Я уже знала, что охранник, который пришел за мной, постоянно думает о своей смерти. Этого, пожалуй, достаточно, чтобы его зацепить, решила я и шагнула из темного карцера в коридор.
Я стояла лицом к стене, пока он закрывал карцер на ключ. Я не видела в этом никакой необходимости, но тем не менее он делал это, что говорило только о том, что он не думает о том, что скоро этот барак сгорит вместе с карцером – независимо от того, открыт он или заперт. Его голова постоянно занята мыслью о смерти…
– Сегодня ты умрешь, – сказала я ему ровным, уверенным голосом.
Охранник вздрогнул и уронил ключи и наручники на пол. Он поднял ключи, посмотрел на меня напряженно и зло и покачал медленно головой.
– Нет! – сказал он. – Еще не скоро… Еще не скоро…
Он сделал жест рукой и сказал мне, думая явно совсем о другом:
– Выходи!
– Сегодня! – повторила я твердо, не двигаясь с места. – Через полтора часа…
Охранник посмотрел на меня растерянно. Я обратила внимание, что он не настаивал на выполнении мной команды «Вперед!», он сам уже забыл про нее. Это говорило о том, что мне удалось завладеть его вниманием, что он напряженно будет прислушиваться к моим словам…
– Но почему? – спросил он испуганно. – Почему сегодня?
Я поняла, что пора давать ему информацию. На психологической подзарядке долго его не удержать. Нужно формировать в его сознании причинно-следственную связь между смертью и Кузиным, а оттуда он уже сам придет к мысли о возможности невыполнения полученного им приказа и о неподчинении Кузину вообще.
– Так решил Кузин! – ответила я ему и начала понемногу снижать пафос нашего разговора, которому уже пора было переходить в нормальное, деловое русло… – Начальник лагеря сначала отдаст вам приказ расстрелять всех заключенных, а потом уберет и вас как свидетелей… Это произойдет через полтора часа, когда огонь будет в лагере и загорятся бараки…

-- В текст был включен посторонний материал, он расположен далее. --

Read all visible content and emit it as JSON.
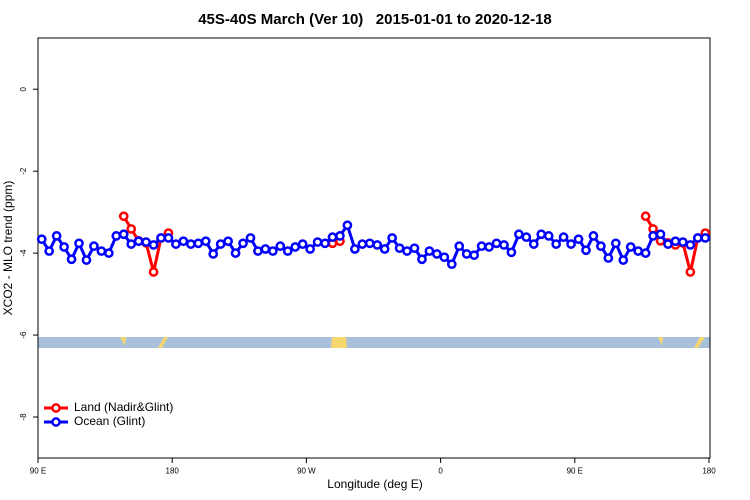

– Этого не может быть! – сказал охранник. – Это же сразу вышка!
– Свидетелей не останется! – настаивала я. – Вы все умрете через полтора часа.
Я подняла забытые охранником на полу наручники, которые явно предназначались для меня, и повесила себе на пояс. Охранник даже не обратил внимания на это мое движение. Он был занят полностью собой и перспективой своей близкой смерти…
Мы так и стояли у двери карцера в коридоре, и это служило доказательством, что мне удалось установить с ним контакт и изменить его первоначальные намерения – выполнить приказ начальника охраны.
– Вспомни! – настаивала я. – Пулеметы с восточной стороны периметра сняли еще часа два назад. Там уже лес горит… Куда их установили?
– Перед воротами… – пробормотал он.
– Когда лагерь начнет гореть, что останется делать заключенным? – Я старалась подвести его к правильному ответу. – У них будет только два пути: либо в горящий лес, либо через колючую проволоку. В каком месте ее легче всего перейти?
– В воротах… – ответил охранник. – А за воротами – пулеметы…
«Наконец-то до тебя дошло! – подумала я. – Теперь нужно сформировать новую задачу, а то он так и будет пребывать в растерянности».
Но он меня опередил.
– Бежать отсюда надо, вот что! – сказал он мне и посмотрел на меня с надеждой, словно я должна была указать ему путь, которым можно было уйти из лагеря без опасности для жизни.
«А ведь я и в самом деле должна спасти этих людей, – подумала я. – Им угрожает опасность. А я – спасатель. Кто же, как не я, должен их спасти?»
Что, если и в самом деле увести заключенных из лагеря, вывести их из западни, которую им готовит Кузин? Только вот как это сделать?
Решение напрашивалось единственное – идти через горящий лес. Решение, может быть, самоубийственное, но оставляющее надежду на удачу. Можно, конечно, было напасть на ворота лагеря, открыть их и попытаться прорваться к лесу под огнем пулеметов и автоматов охранников. Но жертв в этом случае будет гораздо больше, ведь Краевский с Кузиным рассчитывали именно на попытку заключенных прорваться из лагеря через охрану и подготовились к их встрече. Вернее, к хладнокровному убийству…
Ознакомительная версия.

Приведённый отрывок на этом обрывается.